Commenting on the export performance of the meat sector, MII director Cormac Healy said:

“Our members worked hard to find alternative markets for Irish meat exports in the face of an overnight shutdown of the restaurant and food service market channel due to Covid lockdowns.

Meat export companies and their staff had to be agile in approach to the changing market dynamics, all in the context of significantly changed working arrangements.

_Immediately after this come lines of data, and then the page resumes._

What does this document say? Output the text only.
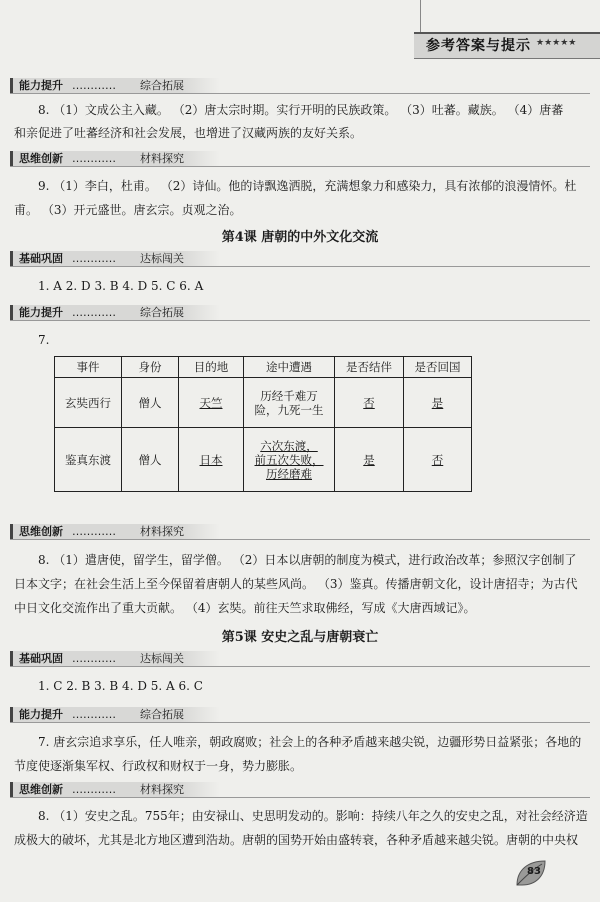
参考答案与提示 ★★★★★
能力提升 ………… 综合拓展
8. （1）文成公主入藏。 （2）唐太宗时期。实行开明的民族政策。 （3）吐蕃。藏族。 （4）唐蕃
和亲促进了吐蕃经济和社会发展，也增进了汉藏两族的友好关系。
思维创新 ………… 材料探究
9. （1）李白，杜甫。 （2）诗仙。他的诗飘逸洒脱，充满想象力和感染力，具有浓郁的浪漫情怀。杜
甫。 （3）开元盛世。唐玄宗。贞观之治。
第4课 唐朝的中外文化交流
基础巩固 ………… 达标闯关
1. A 2. D 3. B 4. D 5. C 6. A
能力提升 ………… 综合拓展
7.
事件	身份	目的地	途中遭遇	是否结伴	是否回国
玄奘西行	僧人	天竺	历经千难万
险，九死一生	否	是
鉴真东渡	僧人	日本	六次东渡，
前五次失败，
历经磨难	是	否
思维创新 ………… 材料探究
8. （1）遣唐使，留学生，留学僧。 （2）日本以唐朝的制度为模式，进行政治改革；参照汉字创制了
日本文字；在社会生活上至今保留着唐朝人的某些风尚。 （3）鉴真。传播唐朝文化，设计唐招寺；为古代
中日文化交流作出了重大贡献。 （4）玄奘。前往天竺求取佛经，写成《大唐西域记》。
第5课 安史之乱与唐朝衰亡
基础巩固 ………… 达标闯关
1. C 2. B 3. B 4. D 5. A 6. C
能力提升 ………… 综合拓展
7. 唐玄宗追求享乐，任人唯亲，朝政腐败；社会上的各种矛盾越来越尖锐，边疆形势日益紧张；各地的
节度使逐渐集军权、行政权和财权于一身，势力膨胀。
思维创新 ………… 材料探究
8. （1）安史之乱。755年；由安禄山、史思明发动的。影响：持续八年之久的安史之乱，对社会经济造
成极大的破坏，尤其是北方地区遭到浩劫。唐朝的国势开始由盛转衰，各种矛盾越来越尖锐。唐朝的中央权
83
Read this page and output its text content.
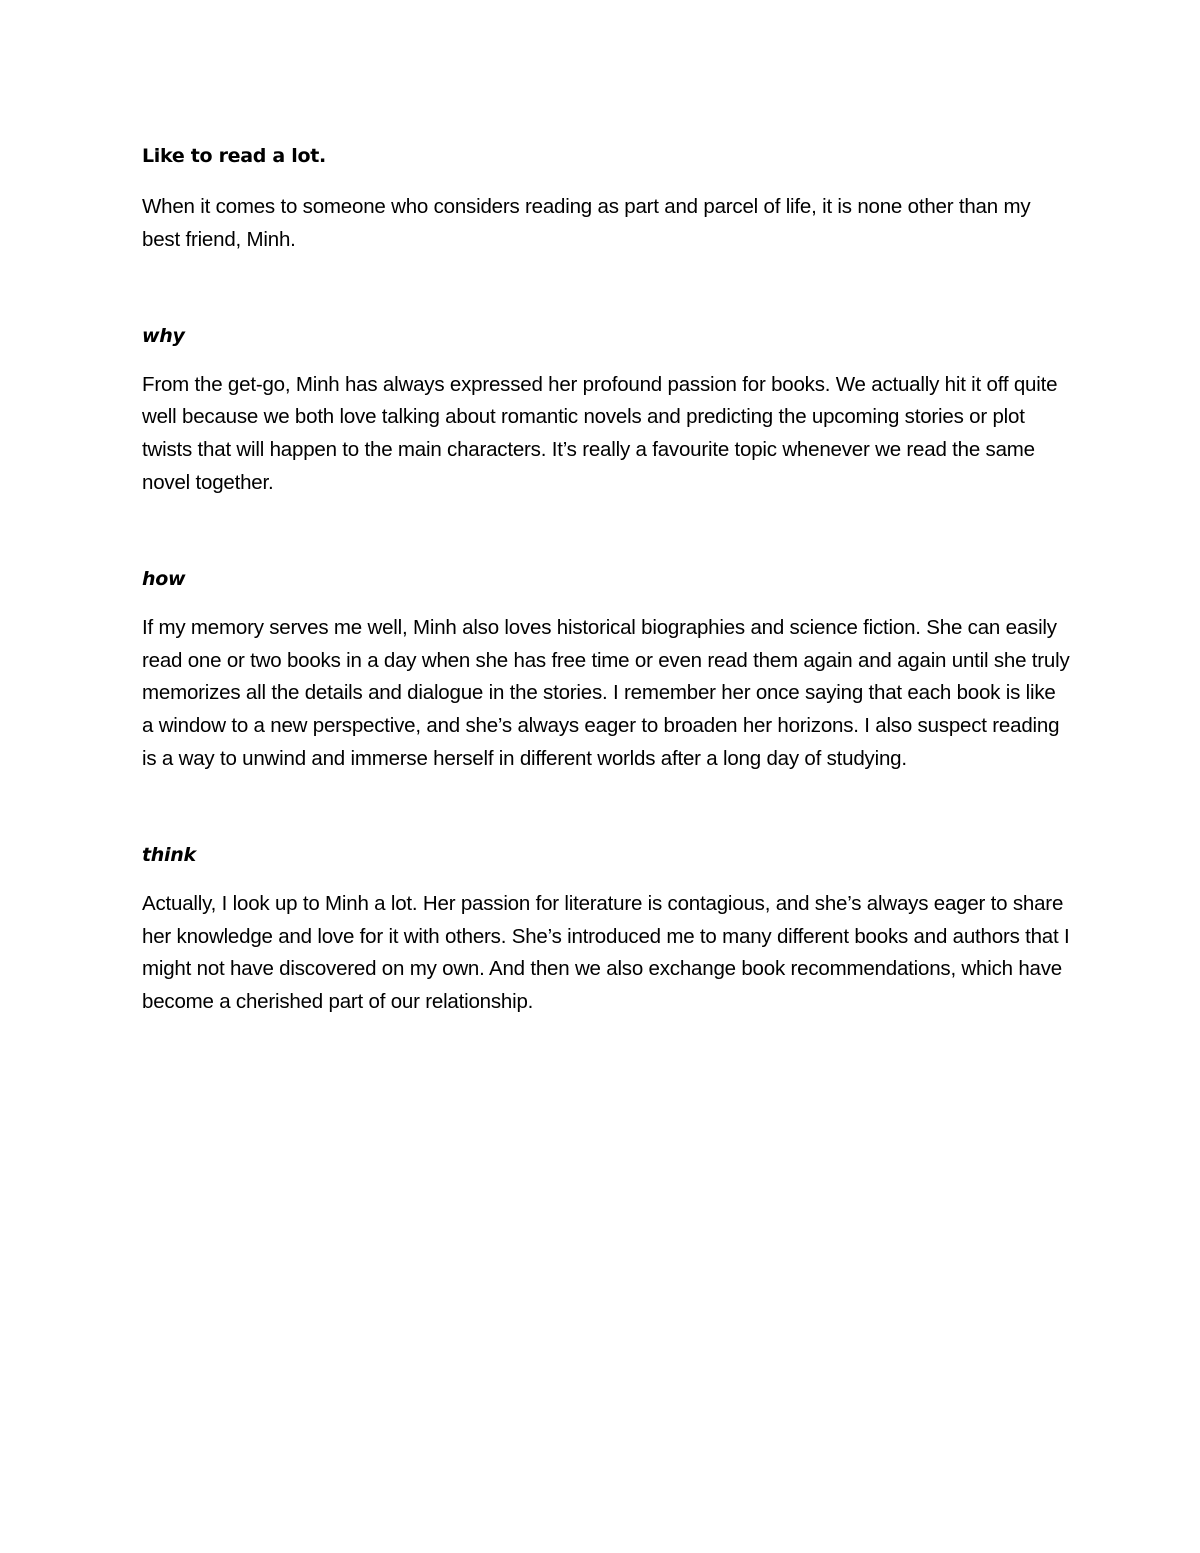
Like to read a lot.

When it comes to someone who considers reading as part and parcel of life, it is none other than my best friend, Minh.

why

From the get-go, Minh has always expressed her profound passion for books. We actually hit it off quite well because we both love talking about romantic novels and predicting the upcoming stories or plot twists that will happen to the main characters. It’s really a favourite topic whenever we read the same novel together.

how

If my memory serves me well, Minh also loves historical biographies and science fiction. She can easily read one or two books in a day when she has free time or even read them again and again until she truly memorizes all the details and dialogue in the stories. I remember her once saying that each book is like a window to a new perspective, and she’s always eager to broaden her horizons. I also suspect reading is a way to unwind and immerse herself in different worlds after a long day of studying.

think

Actually, I look up to Minh a lot. Her passion for literature is contagious, and she’s always eager to share her knowledge and love for it with others. She’s introduced me to many different books and authors that I might not have discovered on my own. And then we also exchange book recommendations, which have become a cherished part of our relationship.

“The meat and livestock sector remains a cornerstone of Ireland’s export economy and is particularly important to the economic well-being of rural Ireland.

“While the value of beef exports fell slightly due to its significant reliance on food service sales and the absence of the Chinese market from May 2020, exceptional performance was delivered by both the pigmeat and sheepmeat sectors.”

MII hopes that 2021 will bring more stable conditions and better prospects in certain key market outlets but there are a number of areas that are critical.

These include four key points:
  1. Ongoing Covid-19 impact;
  2. Post-Brexit trade disruption;
  3. Exports to China;
  4. More resourcing of market access.

Concluding, Healy said: “The industry should be proud of the remarkable resilience it has shown in an extremely challenging year.”